More Traces of the Emigrant Trail:

Iron Mountain Road

Today’s Iron Mountain Road was the route the Mormons took as they headed east over the mountains in 1848. And it soon was followed by the great westward migration — becoming an important leg of the early Emigrant Trail as wagons rushed for Gold Country.

You may remember our earlier newsletter taking you as far as Leek Springs (here’s the short version: take Hwy 88 west and turn off at Mormon-Emigrant Trail, which is Iron Mountain Road. To read the complete earlier Leek Springs adventure, click here!).

Once you get to Leek Springs, stop and set your odometer. Continue past Leek Springs another 2.5 miles to find another historic T-post marking the Emigrant Trail. The T-post itself is not easily visible from the road, so watch carefully for the pullout on your right.

Look for this pull-off on your right.

This Trail marker bears a great quote from an early emigrant named Tiffany, describing how the old route followed the ridge along the “divide.” That means that in many places the early Emigrant Trail stayed higher than today’s road. But its general path was roughly the same.

Tiffany passed this way in the summer of 1849.
Note the classic rounded triangle marker, confirming you’re standing on the original Emigrant Trail. It always gives me goosebumps!

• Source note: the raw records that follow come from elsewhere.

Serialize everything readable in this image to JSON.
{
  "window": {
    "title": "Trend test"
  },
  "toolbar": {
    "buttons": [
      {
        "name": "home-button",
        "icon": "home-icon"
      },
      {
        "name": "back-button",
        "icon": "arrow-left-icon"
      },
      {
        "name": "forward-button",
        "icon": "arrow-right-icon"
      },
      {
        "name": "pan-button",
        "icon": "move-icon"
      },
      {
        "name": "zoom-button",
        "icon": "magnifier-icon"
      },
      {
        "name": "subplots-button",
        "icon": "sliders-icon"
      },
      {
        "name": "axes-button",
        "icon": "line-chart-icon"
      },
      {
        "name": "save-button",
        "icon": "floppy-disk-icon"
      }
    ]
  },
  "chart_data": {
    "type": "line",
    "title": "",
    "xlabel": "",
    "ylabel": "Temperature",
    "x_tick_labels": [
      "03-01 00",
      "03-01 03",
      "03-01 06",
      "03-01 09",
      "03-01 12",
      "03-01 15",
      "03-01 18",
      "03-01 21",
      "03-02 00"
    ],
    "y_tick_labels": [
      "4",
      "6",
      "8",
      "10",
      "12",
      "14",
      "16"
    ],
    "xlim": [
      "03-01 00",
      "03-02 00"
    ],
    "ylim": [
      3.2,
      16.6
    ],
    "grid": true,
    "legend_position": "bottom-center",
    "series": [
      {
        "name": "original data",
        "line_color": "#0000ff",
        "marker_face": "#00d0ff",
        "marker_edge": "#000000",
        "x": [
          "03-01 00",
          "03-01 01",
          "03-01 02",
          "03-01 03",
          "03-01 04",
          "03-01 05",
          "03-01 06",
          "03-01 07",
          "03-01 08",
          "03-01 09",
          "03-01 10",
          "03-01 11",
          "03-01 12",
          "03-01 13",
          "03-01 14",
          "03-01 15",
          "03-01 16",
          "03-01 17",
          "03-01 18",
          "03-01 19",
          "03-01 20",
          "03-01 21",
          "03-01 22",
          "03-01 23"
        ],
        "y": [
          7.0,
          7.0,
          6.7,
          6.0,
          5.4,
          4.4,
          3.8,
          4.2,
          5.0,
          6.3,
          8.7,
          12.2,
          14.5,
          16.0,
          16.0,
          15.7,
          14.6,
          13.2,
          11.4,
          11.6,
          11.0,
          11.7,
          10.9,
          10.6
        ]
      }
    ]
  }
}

Keep an eye out as you travel the next few miles and you’ll see the old roadbed switching back and forth across the new one. At odometer reading 4.4 miles, for example, the Trail crosses from your right to left over the current paved roadway to follow the ridge. And at 4.6, it swings back again to the right.

At 9.9 miles you’ll begin to see oak trees make an appearance. Westward-bound gold-seekers were happy to welcome this lower-elevation vegetation species, as they now were able to feed oak leaves to their hungry cattle.

The oak trees were beautiful in the late summer and early fall — and so welcome as forage for emigrants’ cattle!

About 21.5 miles into your journey you’ll come to beautiful Jenkinson Lake. After crossing the second dam, watch for a beautiful green-patinaed historic plaque on your right, erected by the Pollock Pines Rotary.

Jenkinson Lake
Admire the great patina on this plaque honoring Walter E. Jenkinson, who championed the creation of the lake which today bears his name. As the plaque notes, this Lake provides an important source of water to the valley.

Here at the Lake, the Jenkinson Lake Sly Park Recreation Area offers a cool waterfall hike, and yes, dogs are allowed (for an extra fee!). For complete information about the park and great photos of the waterfall and the hiking trail, check out this description here. (Scroll down after the page opens.)

Before the lake was created by the dams, this area was a large stream-fed meadow. This made it a great spot for grazing, and the eastward-bound Mormon Battalion stopped here to camp for over a week in July, 1848, dubbing it “Sly Park” (after one of their members), for its “park-like” appearance. Here the anxious Mormons dispatched ten of their men to find the trail ahead and also to look for their three missing scouts (whose bodies they’d sadly find when they eventually reached Tragedy Spring). For a great summary of the history of Sly Park, including its prehistoric use by native Maidu and Miwok peoples and early local ranchers, read here.

As you continue the journey you’ll soon reach a stop sign where the road comes to a “T”. Re-set your odometer here and take left-hand road toward Pleasant Valley on Sly Park Road. In another 1.5 miles you’ll pass an Environmental Ed Center on your right; this is used to teach teachers about environmental issues. (For more information about the Center, see www.slyparkcenter.org).

If you have a bit of time, continue to enjoy this rural road as it winds its delightful way into Placerville! (A longer but much more scenic way to get there than the freeway!)